Pneumococcal Pneumonia
Effective July 1, 2000 a doctor's order is no longer needed for a pneumococcal pneumonia vaccination. The vaccination will be covered at 100% as long as the provider accepts Medicare's assignment. Accepting assignment means that the provider of the service has agreed to accept Medicare's approved payment amount as payment in full.
'Welcome to Medicare' Physical Exam
Medicare will begin to help pay for a “Welcome to Medicare” initial preventive physical examination within the first six months that you have Part B. The exam will include a thorough review of your health, education and counseling about the preventive services you need, like certain screenings and shots, and referrals for other care if you need it.
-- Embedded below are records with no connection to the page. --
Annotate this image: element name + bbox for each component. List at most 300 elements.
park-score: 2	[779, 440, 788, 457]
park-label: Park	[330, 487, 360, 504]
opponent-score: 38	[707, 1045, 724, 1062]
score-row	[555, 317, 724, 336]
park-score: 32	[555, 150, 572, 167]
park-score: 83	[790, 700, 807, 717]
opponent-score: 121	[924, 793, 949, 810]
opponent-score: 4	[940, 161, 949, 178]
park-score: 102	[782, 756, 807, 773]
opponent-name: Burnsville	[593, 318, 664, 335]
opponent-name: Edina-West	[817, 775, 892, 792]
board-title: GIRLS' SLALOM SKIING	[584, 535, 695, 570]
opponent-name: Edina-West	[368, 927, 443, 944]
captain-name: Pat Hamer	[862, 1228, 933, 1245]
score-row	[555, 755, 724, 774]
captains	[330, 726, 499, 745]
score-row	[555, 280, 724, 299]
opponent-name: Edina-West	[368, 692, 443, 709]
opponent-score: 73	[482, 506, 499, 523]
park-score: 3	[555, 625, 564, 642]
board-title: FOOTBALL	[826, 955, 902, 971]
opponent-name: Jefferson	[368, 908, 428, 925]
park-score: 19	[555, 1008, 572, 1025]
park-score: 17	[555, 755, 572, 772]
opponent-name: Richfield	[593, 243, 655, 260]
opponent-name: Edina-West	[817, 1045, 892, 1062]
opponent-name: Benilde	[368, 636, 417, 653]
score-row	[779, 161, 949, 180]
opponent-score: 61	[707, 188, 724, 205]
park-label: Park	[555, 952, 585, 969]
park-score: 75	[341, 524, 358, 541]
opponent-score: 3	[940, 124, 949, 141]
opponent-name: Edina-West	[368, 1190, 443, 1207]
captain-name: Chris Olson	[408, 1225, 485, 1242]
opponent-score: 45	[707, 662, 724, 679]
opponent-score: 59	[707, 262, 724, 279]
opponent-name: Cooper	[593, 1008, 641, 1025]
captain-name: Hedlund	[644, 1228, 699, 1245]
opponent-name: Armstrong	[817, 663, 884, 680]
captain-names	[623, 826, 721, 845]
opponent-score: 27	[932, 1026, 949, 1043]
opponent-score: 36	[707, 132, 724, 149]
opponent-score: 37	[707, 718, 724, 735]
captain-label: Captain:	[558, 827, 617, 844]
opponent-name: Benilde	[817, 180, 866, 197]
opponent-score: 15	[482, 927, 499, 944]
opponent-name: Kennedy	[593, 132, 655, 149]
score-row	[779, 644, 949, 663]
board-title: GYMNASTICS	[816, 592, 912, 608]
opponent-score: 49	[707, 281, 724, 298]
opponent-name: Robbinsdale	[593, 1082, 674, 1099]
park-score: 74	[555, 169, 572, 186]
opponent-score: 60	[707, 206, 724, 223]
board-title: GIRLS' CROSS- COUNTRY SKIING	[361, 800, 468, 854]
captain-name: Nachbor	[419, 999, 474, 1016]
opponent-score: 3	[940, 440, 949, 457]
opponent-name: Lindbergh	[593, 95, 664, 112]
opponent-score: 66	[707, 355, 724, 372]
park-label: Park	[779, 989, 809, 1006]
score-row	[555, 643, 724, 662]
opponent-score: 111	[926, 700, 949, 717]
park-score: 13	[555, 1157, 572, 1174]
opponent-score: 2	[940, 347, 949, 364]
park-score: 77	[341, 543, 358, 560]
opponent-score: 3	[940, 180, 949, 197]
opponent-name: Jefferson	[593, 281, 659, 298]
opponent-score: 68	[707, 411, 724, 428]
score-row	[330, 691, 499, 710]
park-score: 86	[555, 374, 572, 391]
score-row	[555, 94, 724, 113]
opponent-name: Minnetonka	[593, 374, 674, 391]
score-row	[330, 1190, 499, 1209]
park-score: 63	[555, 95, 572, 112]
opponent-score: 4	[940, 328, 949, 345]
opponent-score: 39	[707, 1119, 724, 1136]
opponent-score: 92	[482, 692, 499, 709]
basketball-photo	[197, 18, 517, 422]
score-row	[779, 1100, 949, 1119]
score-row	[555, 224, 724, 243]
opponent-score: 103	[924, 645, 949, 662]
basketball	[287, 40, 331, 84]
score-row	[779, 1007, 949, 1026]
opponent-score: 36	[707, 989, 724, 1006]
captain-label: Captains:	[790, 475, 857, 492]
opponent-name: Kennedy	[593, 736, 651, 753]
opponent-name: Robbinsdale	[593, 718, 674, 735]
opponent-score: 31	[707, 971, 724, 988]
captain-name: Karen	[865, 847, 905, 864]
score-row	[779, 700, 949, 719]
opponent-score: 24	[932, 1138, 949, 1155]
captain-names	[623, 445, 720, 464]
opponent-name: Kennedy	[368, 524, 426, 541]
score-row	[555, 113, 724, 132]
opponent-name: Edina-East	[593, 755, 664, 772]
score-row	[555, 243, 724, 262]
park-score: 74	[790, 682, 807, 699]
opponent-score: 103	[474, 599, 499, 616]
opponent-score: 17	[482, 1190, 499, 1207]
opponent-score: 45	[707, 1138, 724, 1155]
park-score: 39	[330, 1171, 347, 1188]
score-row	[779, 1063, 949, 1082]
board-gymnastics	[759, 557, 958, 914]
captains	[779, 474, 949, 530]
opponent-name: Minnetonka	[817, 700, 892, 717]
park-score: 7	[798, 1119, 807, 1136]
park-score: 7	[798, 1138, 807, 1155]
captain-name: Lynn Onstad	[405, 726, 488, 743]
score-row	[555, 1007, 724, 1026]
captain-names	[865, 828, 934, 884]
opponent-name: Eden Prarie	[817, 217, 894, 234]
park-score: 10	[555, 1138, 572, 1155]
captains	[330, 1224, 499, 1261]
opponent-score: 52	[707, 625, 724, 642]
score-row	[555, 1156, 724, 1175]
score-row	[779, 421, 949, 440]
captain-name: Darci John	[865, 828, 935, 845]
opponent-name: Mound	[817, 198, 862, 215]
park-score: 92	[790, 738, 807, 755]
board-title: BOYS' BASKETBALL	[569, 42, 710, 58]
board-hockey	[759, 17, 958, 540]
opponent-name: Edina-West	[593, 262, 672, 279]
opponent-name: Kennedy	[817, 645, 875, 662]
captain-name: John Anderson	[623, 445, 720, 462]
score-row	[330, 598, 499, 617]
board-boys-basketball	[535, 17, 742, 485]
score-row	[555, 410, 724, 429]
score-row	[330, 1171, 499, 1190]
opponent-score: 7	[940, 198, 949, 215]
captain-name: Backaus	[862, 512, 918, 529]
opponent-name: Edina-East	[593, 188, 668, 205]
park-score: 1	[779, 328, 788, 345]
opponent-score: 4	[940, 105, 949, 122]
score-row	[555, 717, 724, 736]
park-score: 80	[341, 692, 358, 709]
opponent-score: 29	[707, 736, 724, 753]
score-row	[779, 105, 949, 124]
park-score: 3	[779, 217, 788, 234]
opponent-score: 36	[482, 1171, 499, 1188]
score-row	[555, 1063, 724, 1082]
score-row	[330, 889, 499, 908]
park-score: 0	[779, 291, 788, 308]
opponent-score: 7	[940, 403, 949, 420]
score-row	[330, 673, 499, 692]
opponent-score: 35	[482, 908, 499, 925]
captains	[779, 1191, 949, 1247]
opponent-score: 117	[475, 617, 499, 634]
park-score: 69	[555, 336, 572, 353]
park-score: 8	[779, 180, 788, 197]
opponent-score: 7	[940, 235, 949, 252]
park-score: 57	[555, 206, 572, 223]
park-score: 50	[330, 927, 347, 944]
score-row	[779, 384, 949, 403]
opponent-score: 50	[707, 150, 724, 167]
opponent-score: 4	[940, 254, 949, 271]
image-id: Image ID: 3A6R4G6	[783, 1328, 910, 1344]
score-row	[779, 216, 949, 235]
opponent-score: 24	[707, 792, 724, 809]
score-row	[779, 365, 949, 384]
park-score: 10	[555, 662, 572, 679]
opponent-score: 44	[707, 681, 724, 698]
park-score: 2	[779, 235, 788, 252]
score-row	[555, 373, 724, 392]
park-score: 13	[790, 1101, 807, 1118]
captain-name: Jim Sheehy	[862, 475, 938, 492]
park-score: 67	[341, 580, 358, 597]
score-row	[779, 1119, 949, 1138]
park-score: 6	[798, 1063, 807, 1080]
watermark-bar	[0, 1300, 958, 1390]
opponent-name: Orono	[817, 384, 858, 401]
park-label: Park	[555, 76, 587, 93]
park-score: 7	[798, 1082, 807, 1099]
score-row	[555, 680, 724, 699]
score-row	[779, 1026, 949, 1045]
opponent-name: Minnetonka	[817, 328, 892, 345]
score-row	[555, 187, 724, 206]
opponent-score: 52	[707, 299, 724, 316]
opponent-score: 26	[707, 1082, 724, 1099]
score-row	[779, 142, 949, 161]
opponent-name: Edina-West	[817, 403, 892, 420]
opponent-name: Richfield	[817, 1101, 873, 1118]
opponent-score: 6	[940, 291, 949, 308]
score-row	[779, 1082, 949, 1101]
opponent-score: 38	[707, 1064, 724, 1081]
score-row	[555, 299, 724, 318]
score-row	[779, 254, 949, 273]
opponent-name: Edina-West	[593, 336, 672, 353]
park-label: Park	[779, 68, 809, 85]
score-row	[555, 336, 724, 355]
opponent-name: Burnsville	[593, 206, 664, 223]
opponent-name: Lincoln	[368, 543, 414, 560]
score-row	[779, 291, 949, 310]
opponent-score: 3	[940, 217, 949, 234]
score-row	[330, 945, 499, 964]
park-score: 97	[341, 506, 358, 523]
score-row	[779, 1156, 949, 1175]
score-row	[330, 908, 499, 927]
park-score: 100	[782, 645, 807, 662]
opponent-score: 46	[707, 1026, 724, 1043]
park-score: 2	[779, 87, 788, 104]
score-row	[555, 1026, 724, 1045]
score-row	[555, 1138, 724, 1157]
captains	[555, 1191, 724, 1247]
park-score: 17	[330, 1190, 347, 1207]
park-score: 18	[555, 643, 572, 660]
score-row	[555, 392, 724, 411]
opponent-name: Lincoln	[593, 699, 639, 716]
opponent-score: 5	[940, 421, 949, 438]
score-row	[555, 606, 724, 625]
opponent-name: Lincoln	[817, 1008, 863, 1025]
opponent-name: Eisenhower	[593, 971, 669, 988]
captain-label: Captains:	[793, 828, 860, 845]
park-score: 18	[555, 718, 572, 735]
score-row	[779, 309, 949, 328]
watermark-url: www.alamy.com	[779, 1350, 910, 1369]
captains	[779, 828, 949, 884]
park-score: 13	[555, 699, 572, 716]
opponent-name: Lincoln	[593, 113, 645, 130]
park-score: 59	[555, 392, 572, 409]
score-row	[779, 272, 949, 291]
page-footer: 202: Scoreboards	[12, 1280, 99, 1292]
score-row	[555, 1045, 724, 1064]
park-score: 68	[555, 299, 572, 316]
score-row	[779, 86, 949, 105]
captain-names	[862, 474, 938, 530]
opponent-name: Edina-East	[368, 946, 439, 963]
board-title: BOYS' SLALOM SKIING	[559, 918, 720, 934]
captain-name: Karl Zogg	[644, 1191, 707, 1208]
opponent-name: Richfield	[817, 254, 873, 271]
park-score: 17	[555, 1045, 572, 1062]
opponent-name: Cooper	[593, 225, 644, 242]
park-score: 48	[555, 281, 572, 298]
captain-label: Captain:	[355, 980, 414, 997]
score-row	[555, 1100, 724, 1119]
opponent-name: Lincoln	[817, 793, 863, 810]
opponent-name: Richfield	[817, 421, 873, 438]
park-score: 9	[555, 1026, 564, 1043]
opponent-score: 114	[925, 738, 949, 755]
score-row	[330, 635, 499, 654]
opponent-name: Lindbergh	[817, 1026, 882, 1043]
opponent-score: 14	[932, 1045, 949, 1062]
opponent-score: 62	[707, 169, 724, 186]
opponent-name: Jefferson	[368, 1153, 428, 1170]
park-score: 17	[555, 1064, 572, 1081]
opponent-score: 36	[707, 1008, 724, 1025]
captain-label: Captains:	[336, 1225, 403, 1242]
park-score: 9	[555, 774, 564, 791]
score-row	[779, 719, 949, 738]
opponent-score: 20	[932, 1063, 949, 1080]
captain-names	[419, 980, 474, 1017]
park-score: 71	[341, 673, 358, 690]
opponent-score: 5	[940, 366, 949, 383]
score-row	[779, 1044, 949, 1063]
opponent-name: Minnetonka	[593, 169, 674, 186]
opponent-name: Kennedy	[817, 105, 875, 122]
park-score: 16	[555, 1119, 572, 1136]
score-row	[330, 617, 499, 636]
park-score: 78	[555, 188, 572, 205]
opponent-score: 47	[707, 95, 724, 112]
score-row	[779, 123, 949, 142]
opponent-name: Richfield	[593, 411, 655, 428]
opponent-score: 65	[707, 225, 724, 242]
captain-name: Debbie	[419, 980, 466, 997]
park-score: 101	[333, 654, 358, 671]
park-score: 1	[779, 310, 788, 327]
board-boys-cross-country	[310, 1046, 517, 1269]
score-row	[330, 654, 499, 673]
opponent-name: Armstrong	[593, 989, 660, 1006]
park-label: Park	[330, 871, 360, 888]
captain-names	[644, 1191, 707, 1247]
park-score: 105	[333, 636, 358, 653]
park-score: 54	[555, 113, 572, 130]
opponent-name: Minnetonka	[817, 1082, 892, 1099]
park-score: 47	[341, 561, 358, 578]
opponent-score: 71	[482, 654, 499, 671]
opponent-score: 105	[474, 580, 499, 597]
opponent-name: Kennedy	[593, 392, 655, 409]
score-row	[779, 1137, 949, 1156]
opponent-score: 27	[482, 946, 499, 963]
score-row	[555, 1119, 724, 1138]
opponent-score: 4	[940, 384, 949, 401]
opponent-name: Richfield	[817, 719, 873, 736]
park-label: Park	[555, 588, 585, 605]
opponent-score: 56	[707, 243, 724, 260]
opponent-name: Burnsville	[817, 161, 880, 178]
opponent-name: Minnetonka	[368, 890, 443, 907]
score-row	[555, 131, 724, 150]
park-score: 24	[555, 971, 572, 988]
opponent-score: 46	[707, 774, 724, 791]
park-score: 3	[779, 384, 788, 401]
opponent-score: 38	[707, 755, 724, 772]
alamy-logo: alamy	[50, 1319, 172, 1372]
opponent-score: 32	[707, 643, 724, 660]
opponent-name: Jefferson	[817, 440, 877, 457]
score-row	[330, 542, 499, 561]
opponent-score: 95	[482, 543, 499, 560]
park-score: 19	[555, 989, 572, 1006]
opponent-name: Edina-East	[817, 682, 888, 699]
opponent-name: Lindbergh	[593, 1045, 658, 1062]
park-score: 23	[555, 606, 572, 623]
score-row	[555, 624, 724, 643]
This initial preventive physical exam benefit does not include payment for clinical laboratory tests.
In order to be covered, the initial preventive physical exam must be performed no later than 6 months after the date your coverage first begins under Part B. It applies to those whose coverage for Part B begins on or after January 1, 2005.
You pay 20% of the Medicare-approved amount after you meet the yearly Part B deductible ($110 for 2005). Since this may be your first Medicare-covered service, you may meet your entire Part B deductible at this visit.